Remembered by Orville Schell, dean of Berkeley’s Graduate School of Journalism. (Reprinted with permission from the San Francisco Chronicle.)

 

 

George Hamilton Link

George Hamilton Link ’61, former president of the California Alumni Association and student body president, died Dec. 14 in Los Angeles. He was 67.

After graduating from Cal, he went on to receive his law degree from Harvard Law School and joined the firm of Brobeck, Phleger & Harrison in San Francisco in 1964. He was a partner of that firm from 1970 to 2001, managing partner of its Los Angeles office from 1976 to 1992, and managing general partner of the entire firm from 1992 to 1996. During a distinguished law practice, he represented the defense in litigation involving silicone breast implants, latex gloves, cell phones, and diet drugs. He also represented Wells Fargo Bank, among other clients. His firm hired Los Angeles Mayor Tom Bradley after he left office.

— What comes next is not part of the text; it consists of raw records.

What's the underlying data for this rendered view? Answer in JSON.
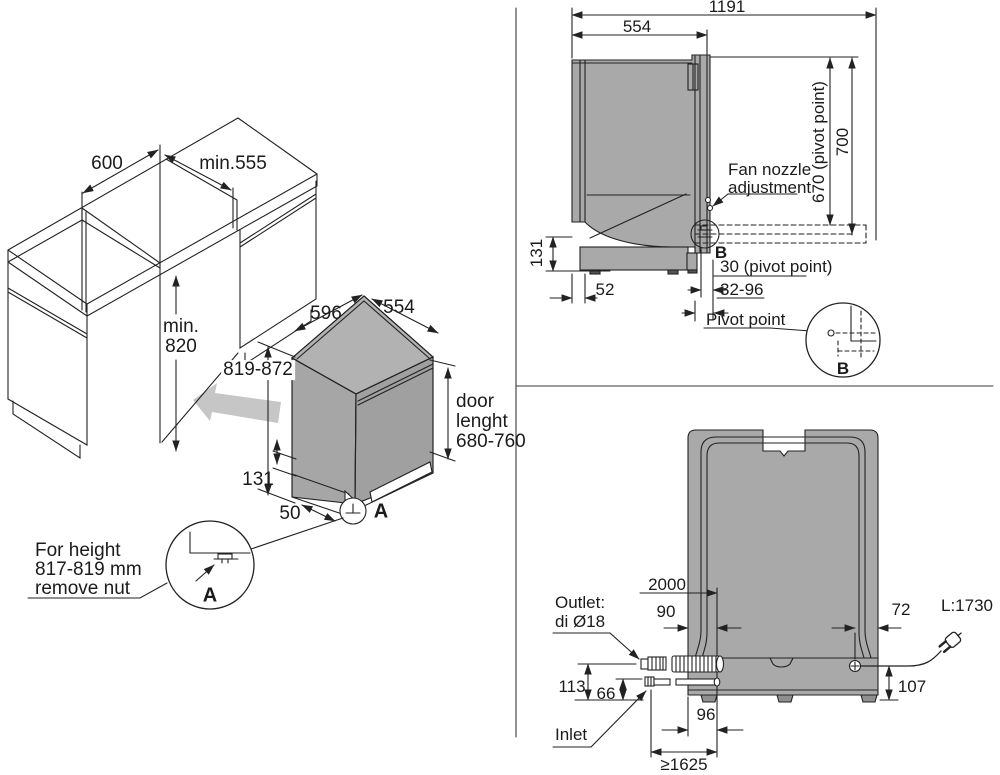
{
  "colors": {
    "body_gray": "#a9a9a9",
    "arrow_gray": "#c6c6c6",
    "line": "#222222",
    "background": "#ffffff"
  },
  "cabinet_panel": {
    "counter_depth": "600",
    "opening_width": "min.555",
    "opening_height_line1": "min.",
    "opening_height_line2": "820",
    "dw_width": "596",
    "dw_depth": "554",
    "dw_height": "819-872",
    "door_label_line1": "door",
    "door_label_line2": "lenght",
    "door_label_line3": "680-760",
    "base_height": "131",
    "foot_setback": "50",
    "detail_marker": "A",
    "detail_circle_label": "A",
    "note_line1": "For height",
    "note_line2": "817-819 mm",
    "note_line3": "remove nut"
  },
  "side_panel": {
    "total_depth_door_open": "1191",
    "dw_depth": "554",
    "fan_line1": "Fan nozzle",
    "fan_line2": "adjustment",
    "pivot_height": "670 (pivot point)",
    "door_open_height": "700",
    "base_height": "131",
    "back_offset": "52",
    "detail_marker": "B",
    "pivot_offset": "30 (pivot point)",
    "pivot_range": "32-96",
    "pivot_label": "Pivot point",
    "detail_circle_label": "B"
  },
  "rear_panel": {
    "outlet_line1": "Outlet:",
    "outlet_line2": "di Ø18",
    "outlet_hose_length": "2000",
    "outlet_offset": "90",
    "cord_offset": "72",
    "cord_length": "L:1730",
    "outlet_height": "113",
    "inlet_height": "66",
    "cord_height": "107",
    "inlet_offset": "96",
    "inlet_label": "Inlet",
    "inlet_hose_min_length": "≥1625"
  }
}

He was a trustee and vice president of the California Historical Society, a board member and chair of the Pacific Rim Advisory Council, a trustee of the Berkeley Foundation Junior Statesmen, a member of the board of governors of the United Way, a member of the board of directors of the Ancient Egypt Research Associates, a fellow of the American Bar Foundation, and a member of the American, California, and Los Angeles bar associations. In private life, he was a member of the California and Jonathan Clubs in Los Angeles and the Bohemian Club in San Francisco.

Author, Republican, rancher, farmer, he was a man with many interests and talents. A year ago he completed writing the as-yet-unpublished book Empress of the North, on the life of one of the earliest queens of England.

He was a wonderful friend, camp mate, and drinking buddy to countless companions at the Bohemian Grove and elsewhere, and periodically an architect, general contractor, and philanthropist.

Mr. Link married the former Betsy Leland in 1968 and they had a loving marriage for the remaining 38 years of his life. They are the parents of twin sons Thomas Hamilton Link (Sheridan) and Christopher Leland Link (Kristi), and grandparents of Charles Morris Link, Carter Leland Link, Thomas Hamilton Link, Jr., and Henry Russell Link. He also is survived by his mother, Corrie Evans Link Maloney of Sutter Creek, and his sister, Mary Ellen Link Brown of Danville.

The Class of 1961 will begin raising funds this spring for a memorial to Link.